El filme se centra en una familia desolada tras la desaparición de una de sus hijas cuando estaban afincadas en El Cairo. Ocho años después, la misma reaparece tras haber estado mucho tiempo dentro de un sarcófago. La familia acogerá al miembro perdido y tendrá que lidiar tanto con sus propios sentimientos como con las extrañas conductas de su hija…
Es curioso el rumbo que están tomando alguno de los monstruos de la Universal. Mientras que Drácula y Frankenstein no paran de ser adaptados de forma más o menos literal (Nosferatu, Frankenstein de Guillermo del Toro, La novia), en 2020 se estrenó una reformulación de El hombre invisible, donde la ciencia ficción se convertía en una home invasion con una mujer aterrorizada por un acosador que no puede ser visto. Así, la película nos entregaba tanto un terror efectivo como una metáfora de la lacra de la violencia de género.

La productora Blumhouse, detrás del éxito de aquella película, retoma otro mito del terror con La momia. Aquí no hay rastro del terror onírico de La momia clásica de 1932. Ni tampoco de las aventuras de Brendan Fraser a finales de los 90 o la de Tom Cruise en 2017.
Aquí la maldición egipcia es una excusa argumental para narrar una historia muchas veces vista: la de una familia atacada desde su propio núcleo con la posesión demoníaca de uno de sus miembros.
En este sentido, el guión de Cronin únicamente aporta un detalle argumental interesante sobre el duelo. El dolor por la desaparición de su hija es inenarrable y seguro que muchos padres habrán contemplado estas escenas con un nudo en la garganta. Pero, una vez inmersos en un dolor con el que convivirán el resto de sus vidas, ¿se está dispuesto a que el ser querido vuelva, aunque no sea la misma persona que desapareció? Queda claro que sus padres la siguen queriendo, pero, ¿Y si el que ella regrese supone la destrucción del resto de la familia?
Aún así, lo más interesante de La momia de Lee Cronin no es lo que cuenta, sino cómo lo cuenta. La película es el ejemplo perfecto de como el género de terror es único en una de las grandes paradojas del entretenimiento moderno: el cómo disfrutar una película pasándolo mal.

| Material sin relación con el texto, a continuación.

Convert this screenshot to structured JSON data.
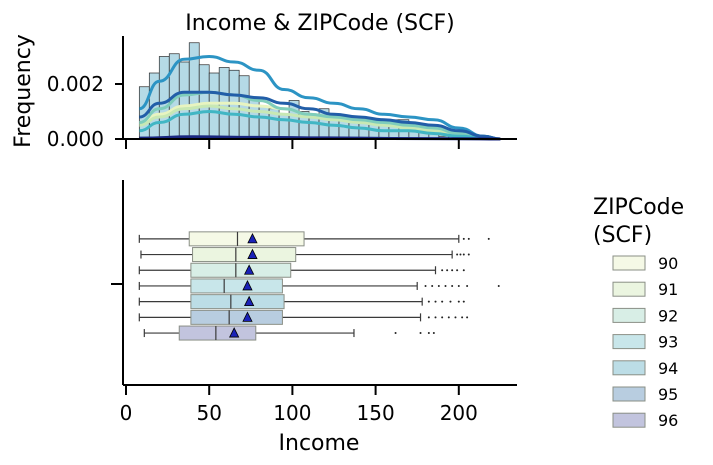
{
  "chart_data": [
    {
      "type": "histogram",
      "title": "Income & ZIPCode (SCF)",
      "ylabel": "Frequency",
      "xlim": [
        -2,
        235
      ],
      "ylim": [
        0,
        0.0037
      ],
      "y_ticks": [
        {
          "value": 0.0,
          "label": "0.000"
        },
        {
          "value": 0.002,
          "label": "0.002"
        }
      ],
      "x_ticks": [
        0,
        50,
        100,
        150,
        200
      ],
      "hue_order": [
        "90",
        "91",
        "92",
        "93",
        "94",
        "95",
        "96"
      ],
      "bin_width": 6,
      "bins_start": 8,
      "bin_heights": [
        0.0019,
        0.0024,
        0.003,
        0.0031,
        0.0028,
        0.0035,
        0.0027,
        0.0024,
        0.0026,
        0.0025,
        0.0023,
        0.0015,
        0.0012,
        0.0011,
        0.0009,
        0.0014,
        0.001,
        0.0009,
        0.0011,
        0.0007,
        0.0008,
        0.0007,
        0.0006,
        0.0006,
        0.0005,
        0.0007,
        0.0007,
        0.0005,
        0.0004,
        0.0002,
        0.0001,
        0.0001
      ],
      "kde": [
        {
          "name": "90",
          "color": "#e8f4c0",
          "x": [
            8,
            20,
            35,
            50,
            65,
            80,
            95,
            110,
            125,
            140,
            155,
            170,
            185,
            200,
            215,
            225
          ],
          "y": [
            0.0006,
            0.0009,
            0.0012,
            0.0013,
            0.0013,
            0.0012,
            0.0011,
            0.0009,
            0.0008,
            0.0007,
            0.0006,
            0.0005,
            0.0004,
            0.00025,
            0.0001,
            0.0
          ]
        },
        {
          "name": "91",
          "color": "#c8e8b4",
          "x": [
            8,
            20,
            35,
            50,
            65,
            80,
            95,
            110,
            125,
            140,
            155,
            170,
            185,
            200,
            215,
            225
          ],
          "y": [
            0.0005,
            0.0008,
            0.0011,
            0.0012,
            0.0011,
            0.001,
            0.0009,
            0.0008,
            0.0007,
            0.0006,
            0.0005,
            0.0004,
            0.0003,
            0.0002,
            0.0001,
            0.0
          ]
        },
        {
          "name": "92",
          "color": "#7fcdbb",
          "x": [
            8,
            20,
            35,
            50,
            65,
            80,
            95,
            110,
            125,
            140,
            155,
            170,
            185,
            200,
            215,
            225
          ],
          "y": [
            0.0006,
            0.0011,
            0.0016,
            0.0017,
            0.0016,
            0.0014,
            0.0011,
            0.0009,
            0.0008,
            0.0007,
            0.0006,
            0.0005,
            0.0004,
            0.0002,
            0.0001,
            0.0
          ]
        },
        {
          "name": "93",
          "color": "#41b6c4",
          "x": [
            8,
            20,
            35,
            50,
            65,
            80,
            95,
            110,
            125,
            140,
            155,
            170,
            185,
            200,
            215,
            225
          ],
          "y": [
            0.0003,
            0.0006,
            0.0009,
            0.001,
            0.0009,
            0.0008,
            0.0007,
            0.0006,
            0.0005,
            0.0004,
            0.0003,
            0.0003,
            0.0002,
            0.0001,
            5e-05,
            0.0
          ]
        },
        {
          "name": "94",
          "color": "#2c94c4",
          "x": [
            8,
            20,
            35,
            50,
            65,
            80,
            95,
            110,
            125,
            140,
            155,
            170,
            185,
            200,
            215,
            225
          ],
          "y": [
            0.0011,
            0.0021,
            0.0029,
            0.003,
            0.0028,
            0.0025,
            0.0018,
            0.0015,
            0.0013,
            0.0011,
            0.0009,
            0.0008,
            0.0007,
            0.0004,
            0.0001,
            0.0
          ]
        },
        {
          "name": "95",
          "color": "#225ea8",
          "x": [
            8,
            20,
            35,
            50,
            65,
            80,
            95,
            110,
            125,
            140,
            155,
            170,
            185,
            200,
            215,
            225
          ],
          "y": [
            0.0008,
            0.0013,
            0.0017,
            0.0017,
            0.0016,
            0.0015,
            0.0013,
            0.0011,
            0.0009,
            0.0008,
            0.0007,
            0.0006,
            0.0005,
            0.0003,
            0.0001,
            0.0
          ]
        },
        {
          "name": "96",
          "color": "#1a2680",
          "x": [
            8,
            40,
            80,
            120,
            160,
            200,
            225
          ],
          "y": [
            3e-05,
            8e-05,
            6e-05,
            4e-05,
            2e-05,
            1e-05,
            0.0
          ]
        }
      ]
    },
    {
      "type": "box",
      "xlabel": "Income",
      "xlim": [
        -2,
        235
      ],
      "x_ticks": [
        0,
        50,
        100,
        150,
        200
      ],
      "legend_title": "ZIPCode\n(SCF)",
      "legend_placement": "right",
      "series": [
        {
          "name": "90",
          "color": "#f5f9e6",
          "whisker_low": 8,
          "q1": 38,
          "median": 67,
          "q3": 107,
          "whisker_high": 200,
          "mean": 76,
          "outliers": [
            203,
            206,
            218
          ]
        },
        {
          "name": "91",
          "color": "#ebf5e0",
          "whisker_low": 9,
          "q1": 40,
          "median": 66,
          "q3": 102,
          "whisker_high": 196,
          "mean": 76,
          "outliers": [
            199,
            201,
            203,
            206
          ]
        },
        {
          "name": "92",
          "color": "#d8eee6",
          "whisker_low": 8,
          "q1": 39,
          "median": 66,
          "q3": 99,
          "whisker_high": 186,
          "mean": 74,
          "outliers": [
            190,
            193,
            196,
            199,
            203
          ]
        },
        {
          "name": "93",
          "color": "#c8e6ea",
          "whisker_low": 8,
          "q1": 39,
          "median": 59,
          "q3": 94,
          "whisker_high": 175,
          "mean": 73,
          "outliers": [
            180,
            184,
            188,
            192,
            196,
            200,
            205,
            224
          ]
        },
        {
          "name": "94",
          "color": "#bcdde6",
          "whisker_low": 8,
          "q1": 39,
          "median": 63,
          "q3": 95,
          "whisker_high": 178,
          "mean": 74,
          "outliers": [
            182,
            186,
            190,
            195,
            200,
            203
          ]
        },
        {
          "name": "95",
          "color": "#b8cde0",
          "whisker_low": 8,
          "q1": 39,
          "median": 62,
          "q3": 94,
          "whisker_high": 177,
          "mean": 73,
          "outliers": [
            182,
            186,
            190,
            194,
            198,
            202,
            205
          ]
        },
        {
          "name": "96",
          "color": "#c2c4de",
          "whisker_low": 11,
          "q1": 32,
          "median": 54,
          "q3": 78,
          "whisker_high": 137,
          "mean": 65,
          "outliers": [
            162,
            177,
            182,
            185
          ]
        }
      ]
    }
  ]
}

La película es una sucesión de escenas de terror in crescendo que, cuando llega la imagen desagradable, no aparta la cámara, sino que la mantiene un paso más, generando una sensación incómoda que llevaría a muchos a irse de las salas de cine…si no fuera por ciertos detalles humorísticos que nos hacen tomar distancia de lo que vemos.

Sin destripar detalles del argumento, vemos la escena de un funeral en el que los huevos rellenos son salpicados de sangre y unas asistentes se los comen con gusto, alabando el sabor sin saber lo que contienen.
Tanto el terror como el humor o el gore se ven atravesados por el drama familiar al más puro estilo El exorcista, con una familia desconcertada por el ser en el que se ha convertido su hija. Y esto no funcionaría si no fuera por las excelentes interpretaciones de los padres, el irlandés Jack Reynor y la española Laia Costa, en su salto internacional tras ser la protagonista de Cinco lobitos.
En definitiva, La momia de Lee Cronin es una gran película de terror que coge la fórmula clásica de La momia para hablar del duelo y del desear que una persona regrese a toda costa a través de una historia que aúna el drama familiar, el terror clásico, el gore y unas pinceladas de humor. Si os gusta la extraña sensación de disfrutar pasándolo mal, no os la perdáis.